The issue of whether the customer should have been on "inquiry notice" due to financial press reporting of the conflicts of interest between research and investment banking is also a factual determination that must be made on a case-by-case basis. While experienced Wall Street insiders or traders may have known about the research conflicts of interest based upon media reports, it is likely that "Main Street" retail customers did not know of such conflicts, or at least did not appreciate the import of such conflicts, until after the publicity surrounding the announcement of the April 2003 Global Settlement. For example, retirees from a Rubbermaid plant in rural Ohio prevailed on their "suitability" claims against Merrill Lynch in arbitration (receiving an award of $310,000 on $172,000 in stock market losses) after showing they were unaware of the purported conflicts between research and investment banking.' Where firm customers can show in an arbitration forum that they were not sophisticated enough to understand the implications of what they may have heard about conflicts of interest, early inquiry notice is unlikely to be established.

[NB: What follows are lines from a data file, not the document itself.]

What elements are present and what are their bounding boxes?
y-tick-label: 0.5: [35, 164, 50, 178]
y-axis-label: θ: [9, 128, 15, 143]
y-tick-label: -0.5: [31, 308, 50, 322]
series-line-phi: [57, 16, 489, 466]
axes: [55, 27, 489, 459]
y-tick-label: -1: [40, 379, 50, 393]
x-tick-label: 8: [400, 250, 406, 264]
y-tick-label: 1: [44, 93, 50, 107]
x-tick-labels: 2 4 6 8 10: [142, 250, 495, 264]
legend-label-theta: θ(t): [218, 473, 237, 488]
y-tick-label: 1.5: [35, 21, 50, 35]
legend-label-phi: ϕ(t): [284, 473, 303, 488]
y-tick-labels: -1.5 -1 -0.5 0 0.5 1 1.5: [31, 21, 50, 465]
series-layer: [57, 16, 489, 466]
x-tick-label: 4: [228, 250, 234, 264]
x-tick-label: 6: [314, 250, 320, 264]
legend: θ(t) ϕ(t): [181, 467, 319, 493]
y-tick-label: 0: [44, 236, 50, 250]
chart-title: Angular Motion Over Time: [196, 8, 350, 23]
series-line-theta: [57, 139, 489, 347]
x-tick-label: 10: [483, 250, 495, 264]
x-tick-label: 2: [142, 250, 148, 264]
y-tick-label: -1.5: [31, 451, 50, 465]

Again, in customer arbitrations, as opposed to class actions, the individual's sophistication and knowledge of the conflicts of interest will be the determining factor.

Conclusion
While the court decisions appear to pose obstacles to traders prevailing in class action claims based upon fraudulent research, the opposite is true in individual customer arbitration claims. Where a customer of a firm can establish through competent evidence that he or she relied upon fraudulent research in deciding to buy or hold a stock, the customer is likely to prevail in an arbitration claim. The customer can establish "reliance" by virtue of the contractual relationship with the brokerage firm and through e-mails or other evidence showing that the fraudulent research was a basis of the broker's recommendation or the customer's investment decision. No doubt investors' recent setbacks in court are only the first chapter of what will likely be a series of individualized decisions in court and arbitration cases involving fraudulent re search that was the subject of the Wall Street Global Settlement.